Hoje, quando perguntei à minha pequena leoa de olhos transparentes o que gostava de receber pelo aniversário, disse-me que queria um diário. Perguntei-lhe para quê. Disse-me que era para escrever sobre aquilo de que gostava ou não gostava, sobre os amigos, sobre coisas, e que tinha um cadeado com uma chave. Minha menina querida. Vai fazer sete anos, adora ler e agora quer ter um diário. Eu disse que lho oferecia eu. Depois perguntei-lhe se já tinha falado nisso a outras pessoas. Disse que a muitas. A ver se consigo ser eu a dar-lhe. 

Lá fora o vento dança nos ares e eu, que tenho os vidros abertos, sinto a frescura da noite. Gosto de estar assim, na sala quase às escuras, a sentir o ventinho a entrar, a escrever. 

Mas já escrevi demais. Tantas vezes me aconselharam: na internet os textos querem-se curtos, meia dúzia de linhas, se tanto. E eu que não aprendo.
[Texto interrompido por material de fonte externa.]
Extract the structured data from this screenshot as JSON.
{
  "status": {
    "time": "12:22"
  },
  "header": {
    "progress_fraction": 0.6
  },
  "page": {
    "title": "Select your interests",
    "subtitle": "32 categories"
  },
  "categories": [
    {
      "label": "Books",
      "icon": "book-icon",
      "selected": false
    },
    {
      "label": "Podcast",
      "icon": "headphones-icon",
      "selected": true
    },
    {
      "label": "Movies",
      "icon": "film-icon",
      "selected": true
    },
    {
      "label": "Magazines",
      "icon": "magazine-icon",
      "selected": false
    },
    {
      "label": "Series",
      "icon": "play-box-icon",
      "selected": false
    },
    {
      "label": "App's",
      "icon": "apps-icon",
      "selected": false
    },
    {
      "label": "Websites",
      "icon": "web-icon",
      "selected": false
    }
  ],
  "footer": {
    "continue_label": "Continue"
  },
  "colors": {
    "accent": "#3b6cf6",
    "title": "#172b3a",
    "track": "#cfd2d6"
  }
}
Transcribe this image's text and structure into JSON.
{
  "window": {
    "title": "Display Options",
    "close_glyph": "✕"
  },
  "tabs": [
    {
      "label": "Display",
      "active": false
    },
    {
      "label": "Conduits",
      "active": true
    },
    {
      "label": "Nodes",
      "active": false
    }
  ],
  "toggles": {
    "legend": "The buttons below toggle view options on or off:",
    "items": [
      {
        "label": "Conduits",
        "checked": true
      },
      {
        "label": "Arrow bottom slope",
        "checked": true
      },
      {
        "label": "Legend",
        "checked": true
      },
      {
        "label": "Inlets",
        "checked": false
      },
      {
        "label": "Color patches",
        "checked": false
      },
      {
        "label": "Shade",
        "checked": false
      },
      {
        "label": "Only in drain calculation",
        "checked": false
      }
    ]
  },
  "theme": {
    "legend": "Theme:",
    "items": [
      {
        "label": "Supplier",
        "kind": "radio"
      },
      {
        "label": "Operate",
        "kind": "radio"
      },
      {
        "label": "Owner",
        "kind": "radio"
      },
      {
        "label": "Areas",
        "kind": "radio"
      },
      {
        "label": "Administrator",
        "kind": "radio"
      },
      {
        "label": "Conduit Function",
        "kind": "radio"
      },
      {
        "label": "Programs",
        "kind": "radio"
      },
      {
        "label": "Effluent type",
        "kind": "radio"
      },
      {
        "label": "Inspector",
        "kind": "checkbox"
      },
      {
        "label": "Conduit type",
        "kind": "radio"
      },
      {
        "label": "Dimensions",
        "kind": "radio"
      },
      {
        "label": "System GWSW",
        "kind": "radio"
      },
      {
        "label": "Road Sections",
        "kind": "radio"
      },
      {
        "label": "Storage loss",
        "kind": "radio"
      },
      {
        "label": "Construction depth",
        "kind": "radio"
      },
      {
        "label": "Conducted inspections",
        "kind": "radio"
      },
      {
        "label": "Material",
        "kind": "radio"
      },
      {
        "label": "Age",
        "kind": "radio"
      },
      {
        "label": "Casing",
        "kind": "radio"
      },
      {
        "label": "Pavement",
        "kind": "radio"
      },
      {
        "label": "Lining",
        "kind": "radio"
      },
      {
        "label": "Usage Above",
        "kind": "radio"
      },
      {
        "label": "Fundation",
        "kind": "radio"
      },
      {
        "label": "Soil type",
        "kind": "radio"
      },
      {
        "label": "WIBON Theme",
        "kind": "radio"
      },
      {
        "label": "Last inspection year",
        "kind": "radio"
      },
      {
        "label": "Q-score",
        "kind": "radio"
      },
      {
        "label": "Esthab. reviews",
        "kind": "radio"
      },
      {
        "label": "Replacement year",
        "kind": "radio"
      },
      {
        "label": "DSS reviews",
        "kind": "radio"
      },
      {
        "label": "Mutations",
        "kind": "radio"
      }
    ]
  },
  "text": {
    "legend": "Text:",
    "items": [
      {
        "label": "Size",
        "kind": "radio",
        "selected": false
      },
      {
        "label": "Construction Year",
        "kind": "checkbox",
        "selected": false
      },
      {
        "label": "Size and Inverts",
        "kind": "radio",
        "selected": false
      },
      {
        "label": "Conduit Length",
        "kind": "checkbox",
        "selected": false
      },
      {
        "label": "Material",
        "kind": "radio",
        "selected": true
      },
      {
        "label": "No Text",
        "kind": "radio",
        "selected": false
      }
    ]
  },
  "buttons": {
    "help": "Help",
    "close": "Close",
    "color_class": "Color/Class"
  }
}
Mas vou acabar. Antes, vou escolher fotografias do campo para povoar estas as minhas palavras. Gostava que a luz que eu vejo pousada sobre as folhas e sobre os muros chegasse intacta até vós. E gostava de vos poder oferecer os figos que começam a ficar carnudos e doces e as amoras que, quando tintas, são doces que só visto. Como não posso, deixo-vos aqui estes pedacinhos do meu paraíso na terra.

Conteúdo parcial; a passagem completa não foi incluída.